My seven year old touring bike was built with Avid Shorty 4 Cantilevers and other than replacing brake pads as needed they require little or no spring adjusting.
For my expedition touring bike I knew I wanted to install the Avid BB7 mechanical disc brakes and top them off with Speed Dial Levers. While working at a shop in Colorado for a few years of all the assorted hydraulics and other disc brake systems the Avid BB7's required the absolute least amount of maintenance of the rental fleet. If they were set up properly of course, which seems to be the biggest gripe most folks have with the BB7 system.
I have tried a few different methods of installing the BB7's to get the best performance from the system other than using their own specific cable housing. It hasn't been an issue at all, however when the cable housing needs replacing I will probably install Jagwire Ripcord Compressionless Housing. Only reason being that to get the best feel from the BB7 with Speed Dial Lever system so that it is just as "nice" as hydraulic system.
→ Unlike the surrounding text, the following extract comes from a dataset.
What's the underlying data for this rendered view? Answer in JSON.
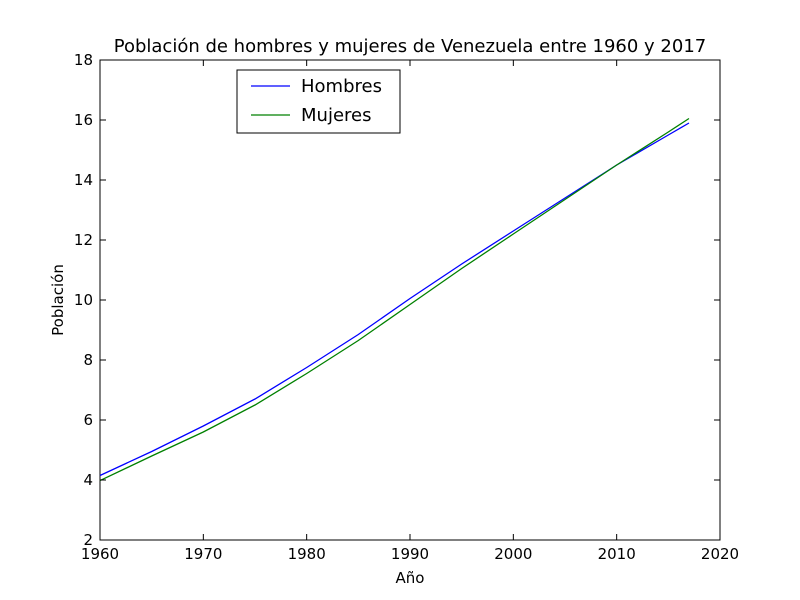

It's not something I need at all for the type of riding I do but would be fun to have.
Folks who prefer the BB7 brakes have shared information on how to get the most out of the system for various riding applications such as downhill riding by using different rotors
If you are shopping for a disc brake system consider the Avid BB7 Mechanical Brakes and consider the fact that many serious bike touring experts ride with an Avid brake system. It's the system consistently installed on many high end touring bikes. It's a very dependable system, preferable to hydraulics with bike touring and commuting for their ease of service and quality feel rivaling any hydraulic system when set up properly.